Patterns of Response to Immune Checkpoint Inhibitors in Association with Genomic and Clinical Features in Patients with Head and Neck Squamous Cell Carcinoma (HNSCC)
Round 1
Reviewer 1 Report
The manuscript reports the HPD in HNSCC patients treated with ICI. The salient features of the study are: retrospective analysis of the tumor growth kinetics (TGK) using CT scans data before, during and post ICI Rx revealed that about 15% of the patients are HPD and mostly in younger patients who are on ICI as 2nd or 3rd line of treatment. There were some gene alterations such as amplifications but sample size is not large enough to conclude indeed it is the cause of HPD. In the absence of histological data except for PD-L1 expression, it is important to discuss the possible effect of anti-PD-1 antibody on the tumor cells. Anti-PD-1 antibody works by blocking the interaction of PD-1 on anti-tumor T cells with PD-L1 in responders. However, if the tumors also express PD-1 which signals anti-tumor effect then anti-PD-1 antibody can accelerate tumor gorwth as suggested by the following study.

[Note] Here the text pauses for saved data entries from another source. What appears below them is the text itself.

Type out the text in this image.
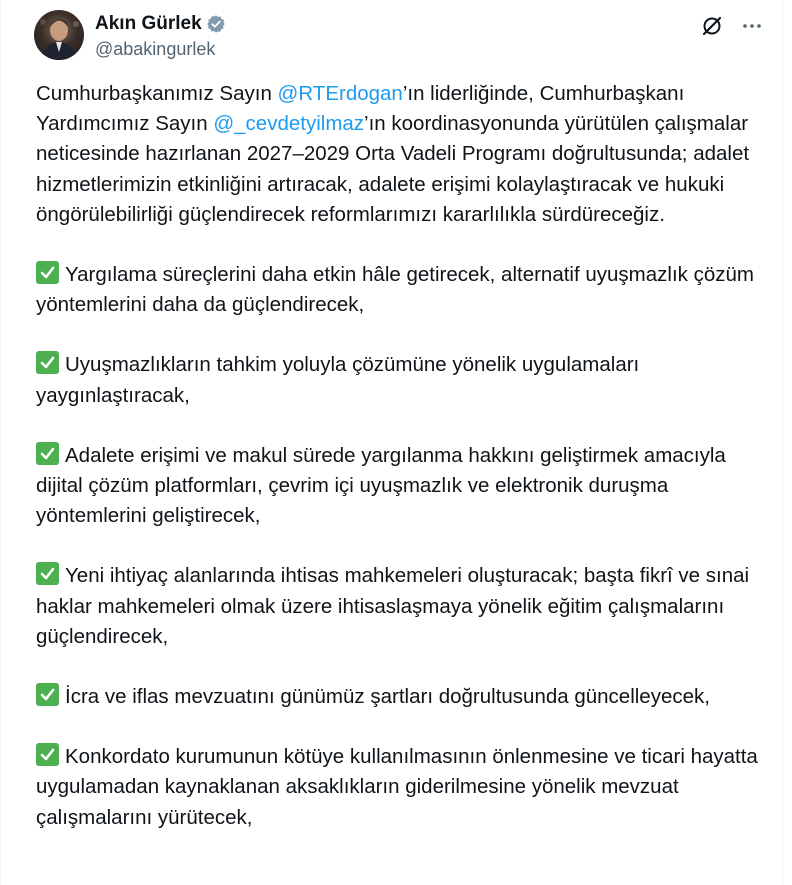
Akın Gürlek
@abakingurlek

Cumhurbaşkanımız Sayın @RTErdogan’ın liderliğinde, Cumhurbaşkanı Yardımcımız Sayın @_cevdetyilmaz’ın koordinasyonunda yürütülen çalışmalar neticesinde hazırlanan 2027–2029 Orta Vadeli Programı doğrultusunda; adalet hizmetlerimizin etkinliğini artıracak, adalete erişimi kolaylaştıracak ve hukuki öngörülebilirliği güçlendirecek reformlarımızı kararlılıkla sürdüreceğiz.

Yargılama süreçlerini daha etkin hâle getirecek, alternatif uyuşmazlık çözüm yöntemlerini daha da güçlendirecek,

Uyuşmazlıkların tahkim yoluyla çözümüne yönelik uygulamaları yaygınlaştıracak,

Adalete erişimi ve makul sürede yargılanma hakkını geliştirmek amacıyla dijital çözüm platformları, çevrim içi uyuşmazlık ve elektronik duruşma yöntemlerini geliştirecek,

Yeni ihtiyaç alanlarında ihtisas mahkemeleri oluşturacak; başta fikrî ve sınai haklar mahkemeleri olmak üzere ihtisaslaşmaya yönelik eğitim çalışmalarını güçlendirecek,

İcra ve iflas mevzuatını günümüz şartları doğrultusunda güncelleyecek,

Konkordato kurumunun kötüye kullanılmasının önlenmesine ve ticari hayatta uygulamadan kaynaklanan aksaklıkların giderilmesine yönelik mevzuat çalışmalarını yürütecek,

PD-1 expression on tumor cells also was reported to be a reason for HPD in NSCLC. This observation is in agreement with the finding of PD-1 expression by NSCLC cells reduces tumor cell viability and PD-1 blockade promotes tumor proliferation (Du S et al, Oncoimmunology 2018). This suggests that anti-PD-1 therapy may not be beneficial, or even deleterious to certain lung cancer patients. Thus, the assessment of intrinsic PD-1 marker expression on tumor biopsy is needed before assigning the anti-PD-1 therapy to patients.
Author Response
We thank the reviewer for his/her comments.
In the revised maunscript, a possible effect of the anti-PD-1 antibody on tumor cells is discussed in lines 297-306.
Reviewer 2 Report
The manuscript entitled “Patterns of response to immune checkpoint inhibitors 3 in association with genomic and clinical features in 4 patients with head and neck squamous cell 5 carcinoma (HNSCC)” deals with a very important topic that is understudied in clinical practice. To clarify the reasons leading to hyperprogression in different settings is of paramount importance. The authors shed light in this issue focusing on patients with Head and neck carcinoma. Overall, this study is interesting, and is expected to be of interest to readers of Cancers. There are few points that need to be addressed prior publication.

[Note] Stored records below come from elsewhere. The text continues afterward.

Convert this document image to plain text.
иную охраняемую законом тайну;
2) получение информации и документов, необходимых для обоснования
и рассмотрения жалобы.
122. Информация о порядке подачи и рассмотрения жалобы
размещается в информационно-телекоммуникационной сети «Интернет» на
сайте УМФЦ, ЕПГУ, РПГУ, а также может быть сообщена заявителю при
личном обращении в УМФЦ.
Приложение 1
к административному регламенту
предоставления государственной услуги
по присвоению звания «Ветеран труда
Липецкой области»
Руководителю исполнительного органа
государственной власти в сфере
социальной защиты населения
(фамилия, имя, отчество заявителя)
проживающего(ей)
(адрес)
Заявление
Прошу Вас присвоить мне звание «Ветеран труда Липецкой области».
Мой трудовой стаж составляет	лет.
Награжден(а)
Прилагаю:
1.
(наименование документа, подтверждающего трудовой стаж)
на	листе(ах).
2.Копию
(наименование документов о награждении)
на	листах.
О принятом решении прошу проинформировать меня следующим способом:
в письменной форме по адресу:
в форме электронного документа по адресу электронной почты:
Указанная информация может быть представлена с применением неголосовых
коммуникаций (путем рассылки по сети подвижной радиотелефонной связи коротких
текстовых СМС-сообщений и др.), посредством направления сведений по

First the authors included in the title that genomic features are associated with hyperprogression, which stresses out the significance of this relationship. However, in the abstract this association is not mentioned at all.

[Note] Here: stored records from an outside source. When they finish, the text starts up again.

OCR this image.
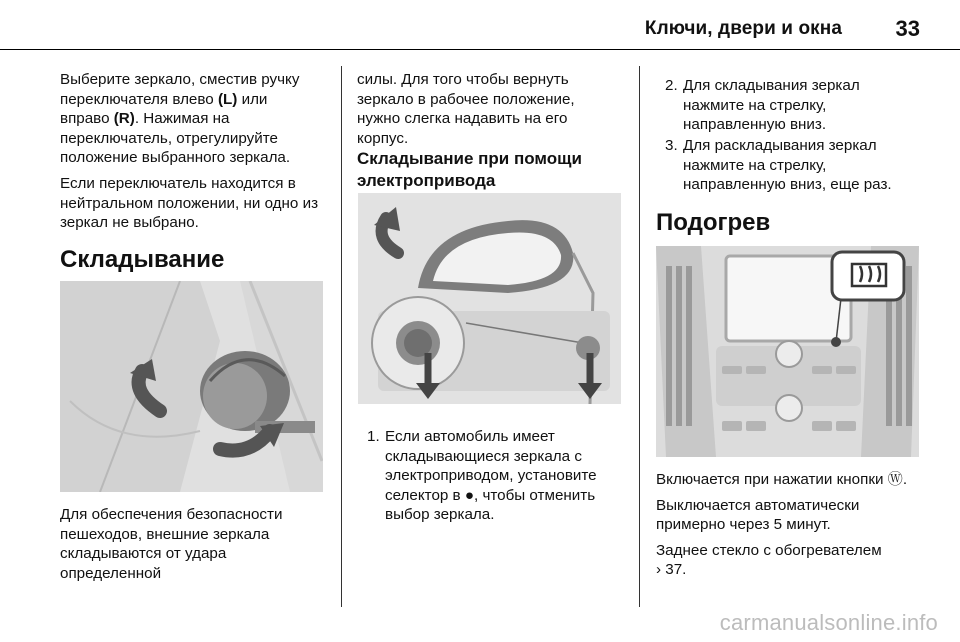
Ключи, двери и окна 33

Выберите зеркало, сместив ручку переключателя влево (L) или вправо (R). Нажимая на переключатель, отрегулируйте положение выбранного зеркала.

Если переключатель находится в нейтральном положении, ни одно из зеркал не выбрано.

Складывание

Для обеспечения безопасности пешеходов, внешние зеркала складываются от удара определенной

силы. Для того чтобы вернуть зеркало в рабочее положение, нужно слегка надавить на его корпус.

Складывание при помощи электропривода
1. Если автомобиль имеет складывающиеся зеркала с электроприводом, установите селектор в ●, чтобы отменить выбор зеркала.
2. Для складывания зеркал нажмите на стрелку, направленную вниз.
3. Для раскладывания зеркал нажмите на стрелку, направленную вниз, еще раз.
Подогрев

Включается при нажатии кнопки Ⓦ.

Выключается автоматически примерно через 5 минут.

Заднее стекло с обогревателем

› 37.

carmanualsonline.info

Second, the authors found that gene amplification is more frequently observed in patients with hyperprogression. Could the authors provide more details about the genes that are amplified in this setting?
Author Response
We thank the reviewer for his/her comments.
In the revised manuscript, the abstract has been modified and association of genomic features with HPD is mentioned in lines 38-44.
Gene amplification in HPD was idenitified in EGFR, CCND1 and KRAS genes. This is mentioned in lines 180-181.